A&K Cooperage was established in Higbee, Missouri in 1972 as a keg business by D.L. Andrews and his son-in-law Dale Kirby. They initially produced 5- to 20- gallon kegs but began concentrating on manufacturing 59-gallon American white oak barrels. In 1988 they were involved in a court case and hired a New York attorney before they could collect $23,000 for a shipment of 200 barrels from a client who failed to make payment.

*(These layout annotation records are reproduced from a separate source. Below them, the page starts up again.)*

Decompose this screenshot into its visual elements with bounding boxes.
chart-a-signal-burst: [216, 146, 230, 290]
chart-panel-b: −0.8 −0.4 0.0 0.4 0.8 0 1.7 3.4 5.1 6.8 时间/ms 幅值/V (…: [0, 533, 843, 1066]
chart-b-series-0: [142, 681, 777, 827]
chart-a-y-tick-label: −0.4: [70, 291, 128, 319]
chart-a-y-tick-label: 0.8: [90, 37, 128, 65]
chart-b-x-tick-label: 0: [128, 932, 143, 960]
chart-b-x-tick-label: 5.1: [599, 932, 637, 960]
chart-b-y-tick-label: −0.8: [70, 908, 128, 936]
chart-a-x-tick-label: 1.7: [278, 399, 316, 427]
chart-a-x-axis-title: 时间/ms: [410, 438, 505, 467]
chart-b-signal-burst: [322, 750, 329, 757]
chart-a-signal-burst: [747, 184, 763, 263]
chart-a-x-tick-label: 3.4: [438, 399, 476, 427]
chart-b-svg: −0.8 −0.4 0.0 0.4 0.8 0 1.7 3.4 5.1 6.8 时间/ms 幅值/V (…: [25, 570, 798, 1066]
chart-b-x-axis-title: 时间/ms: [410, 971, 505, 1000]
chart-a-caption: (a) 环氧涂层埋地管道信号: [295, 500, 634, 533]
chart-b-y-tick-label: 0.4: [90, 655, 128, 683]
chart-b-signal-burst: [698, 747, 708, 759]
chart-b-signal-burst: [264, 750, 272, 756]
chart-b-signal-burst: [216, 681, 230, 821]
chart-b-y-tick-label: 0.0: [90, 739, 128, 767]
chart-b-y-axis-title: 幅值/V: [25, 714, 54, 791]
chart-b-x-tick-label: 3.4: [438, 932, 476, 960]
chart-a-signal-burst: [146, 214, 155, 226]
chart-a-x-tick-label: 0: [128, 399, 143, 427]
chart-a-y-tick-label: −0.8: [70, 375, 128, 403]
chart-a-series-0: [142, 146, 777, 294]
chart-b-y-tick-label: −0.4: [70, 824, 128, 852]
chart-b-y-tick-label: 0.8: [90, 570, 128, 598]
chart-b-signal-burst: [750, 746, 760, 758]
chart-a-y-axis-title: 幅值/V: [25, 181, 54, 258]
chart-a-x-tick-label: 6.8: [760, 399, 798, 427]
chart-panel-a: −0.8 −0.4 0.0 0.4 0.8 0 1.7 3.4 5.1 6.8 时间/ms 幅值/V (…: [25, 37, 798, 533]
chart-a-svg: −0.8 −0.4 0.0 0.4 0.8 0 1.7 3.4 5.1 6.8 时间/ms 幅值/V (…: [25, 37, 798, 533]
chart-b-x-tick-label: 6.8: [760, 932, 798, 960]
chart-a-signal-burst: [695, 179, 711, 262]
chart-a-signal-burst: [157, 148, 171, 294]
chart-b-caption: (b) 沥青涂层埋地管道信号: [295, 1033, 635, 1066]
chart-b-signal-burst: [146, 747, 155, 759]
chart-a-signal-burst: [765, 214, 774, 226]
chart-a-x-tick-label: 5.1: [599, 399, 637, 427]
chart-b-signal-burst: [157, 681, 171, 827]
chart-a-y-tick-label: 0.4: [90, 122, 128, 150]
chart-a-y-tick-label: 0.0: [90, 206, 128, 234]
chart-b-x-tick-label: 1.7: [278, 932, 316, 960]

Andrews died in 1996, leaving Dale Kirby and son, Matthew, to run the business. As a major supplier to Silver Oak Cellars, a top winery in northern California producing Cabernet Sauvignon, in 2000, A&K Cooperage formed an agreement with Silver Oak who bought out half the company. They also purchased several hundred acres of timberland to maintain production. Today the company produces about 3000 out of some 5000 barrels annually exclusively for Silver Oak. In the 2000s, the company has aimed to expand its clientele to smaller and mid-sized wine producers, and since 2007 has used lasers to etch winery logos on the heads of the barrels they make. The barrels have been used by several successful wineries who have won national and prestigious industry awards for their wines and have attributed A&K Cooperage in aiding the quality of their wines, including Silver Oak Cellars.

==Production==
The Oak Cooperage has been producing 60 (59) gallon barrels, but they also make 30, 48, and 70 gallon barrels of both American and French oak. They are made in the European tradition, treating the American oak wood with a process known as fire bending, toasted over an oak fire, which renders the wood more pliable. The barrels are then air-dried for approximately 18 to 24 months, but up to 36 months. The source of the oak is the forests in northern Missouri and Kentucky. The barrels typically have eight galvanized hoops and can be free of char due to the mild slow burning process of barrel making. Shipments are then sent to their clients, which in 1982 was stated to be with minimum orders of 25 barrels.